I found these predictions somewhat unrealistic, ...

I also doubt that there is a deflation cliff at the ELB. The evidence for thinking that deflation risks become great at the ELB is actually quite weak. There were no dramatic deflations among OECD economies (except for Ireland, which saw an exceptionally sharp fall in economic activity), and there was no clear difference in the change in inflation rates between countries that were constrained by the ELB and those that were not. Inflation fell in most OECD countries in 2009, but only a few experienced outright deflation.

... Neither actual nor expected inflation displayed the deflation cliff at the effective lower bound.
He's not quite "neo-Fisherian." But clearly the prediction of a deflation "spiral" or "vortex" at the zero bound troubled him at the start -- as it should have -- and no longer sits well.
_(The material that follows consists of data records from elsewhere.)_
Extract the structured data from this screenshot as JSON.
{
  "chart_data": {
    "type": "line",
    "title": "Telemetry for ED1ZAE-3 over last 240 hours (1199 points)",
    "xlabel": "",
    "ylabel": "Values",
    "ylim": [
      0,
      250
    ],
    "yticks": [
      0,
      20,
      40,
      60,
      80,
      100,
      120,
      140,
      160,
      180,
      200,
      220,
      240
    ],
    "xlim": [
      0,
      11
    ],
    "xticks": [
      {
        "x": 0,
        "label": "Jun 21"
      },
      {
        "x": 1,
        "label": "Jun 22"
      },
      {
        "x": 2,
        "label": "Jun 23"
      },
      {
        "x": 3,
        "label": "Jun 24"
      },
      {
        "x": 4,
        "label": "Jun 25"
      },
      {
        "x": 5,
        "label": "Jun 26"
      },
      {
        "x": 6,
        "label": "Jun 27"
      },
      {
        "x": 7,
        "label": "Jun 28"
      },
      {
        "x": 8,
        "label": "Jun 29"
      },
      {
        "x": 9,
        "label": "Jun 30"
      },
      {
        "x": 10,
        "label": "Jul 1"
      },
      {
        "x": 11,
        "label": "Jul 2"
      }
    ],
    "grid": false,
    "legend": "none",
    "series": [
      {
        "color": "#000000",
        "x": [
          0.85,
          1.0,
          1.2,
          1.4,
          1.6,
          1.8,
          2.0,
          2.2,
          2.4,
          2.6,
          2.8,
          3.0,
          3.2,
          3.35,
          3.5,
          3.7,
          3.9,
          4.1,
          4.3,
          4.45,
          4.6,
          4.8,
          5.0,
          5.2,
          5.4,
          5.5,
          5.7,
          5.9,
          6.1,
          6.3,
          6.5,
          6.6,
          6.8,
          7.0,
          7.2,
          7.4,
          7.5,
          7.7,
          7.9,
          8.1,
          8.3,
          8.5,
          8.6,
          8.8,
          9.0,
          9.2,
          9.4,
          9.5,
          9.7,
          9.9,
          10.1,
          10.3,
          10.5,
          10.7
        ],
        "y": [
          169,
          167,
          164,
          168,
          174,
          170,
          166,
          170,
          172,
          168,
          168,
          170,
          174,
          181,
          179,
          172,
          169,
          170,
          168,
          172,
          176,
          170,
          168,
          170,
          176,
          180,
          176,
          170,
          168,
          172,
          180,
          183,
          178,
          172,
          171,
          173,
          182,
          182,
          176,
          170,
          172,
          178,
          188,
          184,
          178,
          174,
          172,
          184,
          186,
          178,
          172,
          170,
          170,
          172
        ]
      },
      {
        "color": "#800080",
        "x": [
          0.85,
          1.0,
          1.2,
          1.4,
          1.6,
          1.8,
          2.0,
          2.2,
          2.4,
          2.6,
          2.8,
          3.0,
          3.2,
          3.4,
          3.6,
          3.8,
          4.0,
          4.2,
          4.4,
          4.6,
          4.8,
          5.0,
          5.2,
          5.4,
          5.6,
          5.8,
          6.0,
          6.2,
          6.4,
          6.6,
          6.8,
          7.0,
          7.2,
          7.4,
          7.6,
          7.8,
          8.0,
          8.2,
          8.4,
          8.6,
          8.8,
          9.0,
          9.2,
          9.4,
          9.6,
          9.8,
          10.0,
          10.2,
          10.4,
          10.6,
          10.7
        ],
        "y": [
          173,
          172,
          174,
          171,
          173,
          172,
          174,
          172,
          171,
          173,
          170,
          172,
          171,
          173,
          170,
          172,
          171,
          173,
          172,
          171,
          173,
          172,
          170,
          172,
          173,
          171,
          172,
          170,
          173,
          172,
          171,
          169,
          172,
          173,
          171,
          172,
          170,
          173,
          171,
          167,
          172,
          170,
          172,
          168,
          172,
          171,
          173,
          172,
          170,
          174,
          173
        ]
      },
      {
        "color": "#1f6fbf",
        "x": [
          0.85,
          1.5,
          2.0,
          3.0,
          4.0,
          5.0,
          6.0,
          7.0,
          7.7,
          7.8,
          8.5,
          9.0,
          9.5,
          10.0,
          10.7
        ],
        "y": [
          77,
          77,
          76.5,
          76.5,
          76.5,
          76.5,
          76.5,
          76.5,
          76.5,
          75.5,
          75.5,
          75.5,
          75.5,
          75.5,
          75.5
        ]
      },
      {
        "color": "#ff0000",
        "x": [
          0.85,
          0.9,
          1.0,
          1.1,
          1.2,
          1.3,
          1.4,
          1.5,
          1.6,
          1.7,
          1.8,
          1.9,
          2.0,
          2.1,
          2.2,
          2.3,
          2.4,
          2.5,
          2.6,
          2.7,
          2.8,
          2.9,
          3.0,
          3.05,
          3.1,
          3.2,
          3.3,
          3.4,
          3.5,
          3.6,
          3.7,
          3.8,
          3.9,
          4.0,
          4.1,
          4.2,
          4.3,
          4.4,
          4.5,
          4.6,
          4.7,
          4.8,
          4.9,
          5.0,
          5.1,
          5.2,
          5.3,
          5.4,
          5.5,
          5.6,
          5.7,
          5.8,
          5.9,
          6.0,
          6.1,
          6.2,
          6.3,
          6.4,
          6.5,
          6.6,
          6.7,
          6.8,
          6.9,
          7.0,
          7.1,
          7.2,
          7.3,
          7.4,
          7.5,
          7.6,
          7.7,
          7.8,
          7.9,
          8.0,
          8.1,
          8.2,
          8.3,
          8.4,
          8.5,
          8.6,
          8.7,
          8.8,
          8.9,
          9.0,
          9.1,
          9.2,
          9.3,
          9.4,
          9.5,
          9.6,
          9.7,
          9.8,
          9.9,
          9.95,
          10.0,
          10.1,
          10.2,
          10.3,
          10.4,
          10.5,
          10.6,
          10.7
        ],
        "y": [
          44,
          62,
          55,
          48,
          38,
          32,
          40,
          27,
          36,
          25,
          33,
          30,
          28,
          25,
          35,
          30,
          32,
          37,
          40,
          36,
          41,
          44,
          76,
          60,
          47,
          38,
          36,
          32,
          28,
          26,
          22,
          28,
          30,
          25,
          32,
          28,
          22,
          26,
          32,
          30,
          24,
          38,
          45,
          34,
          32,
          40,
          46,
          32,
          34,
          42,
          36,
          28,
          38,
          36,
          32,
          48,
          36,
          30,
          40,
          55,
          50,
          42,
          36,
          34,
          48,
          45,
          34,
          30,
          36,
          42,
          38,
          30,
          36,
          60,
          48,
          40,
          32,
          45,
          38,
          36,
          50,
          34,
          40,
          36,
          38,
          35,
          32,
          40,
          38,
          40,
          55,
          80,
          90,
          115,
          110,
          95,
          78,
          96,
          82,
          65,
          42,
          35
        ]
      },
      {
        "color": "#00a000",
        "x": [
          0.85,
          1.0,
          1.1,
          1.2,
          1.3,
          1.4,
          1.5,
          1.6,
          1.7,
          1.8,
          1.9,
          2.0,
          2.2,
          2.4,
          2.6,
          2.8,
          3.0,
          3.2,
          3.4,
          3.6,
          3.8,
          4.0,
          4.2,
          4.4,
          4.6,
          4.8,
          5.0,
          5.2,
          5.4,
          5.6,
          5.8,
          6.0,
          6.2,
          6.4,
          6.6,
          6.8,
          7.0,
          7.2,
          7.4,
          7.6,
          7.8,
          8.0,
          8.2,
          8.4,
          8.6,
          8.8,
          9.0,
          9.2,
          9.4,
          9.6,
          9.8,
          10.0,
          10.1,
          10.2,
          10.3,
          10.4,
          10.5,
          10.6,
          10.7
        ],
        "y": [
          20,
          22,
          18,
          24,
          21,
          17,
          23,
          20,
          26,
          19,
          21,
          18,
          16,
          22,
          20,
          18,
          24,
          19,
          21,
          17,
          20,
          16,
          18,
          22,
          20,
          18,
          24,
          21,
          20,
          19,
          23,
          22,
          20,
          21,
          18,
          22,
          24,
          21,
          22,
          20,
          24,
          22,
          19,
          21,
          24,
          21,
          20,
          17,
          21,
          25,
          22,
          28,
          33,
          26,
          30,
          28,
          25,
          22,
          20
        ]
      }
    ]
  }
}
I disagree mildly on the effectiveness of quantitative easing. David seems to think it worked. And his story for the absence of deflation seems to be in part that QE stopped it. But, he acknowledges Ben Bernanke's famous quote, "the problem with QE is that it works in practice, but it doesn’t work in theory." I'm reluctant to really believe anything works until we have at least a vaguely plausible understanding of how it works. Doctors believed in bleeding for a long time. One can see though how practical experience and academic reserve might differ here.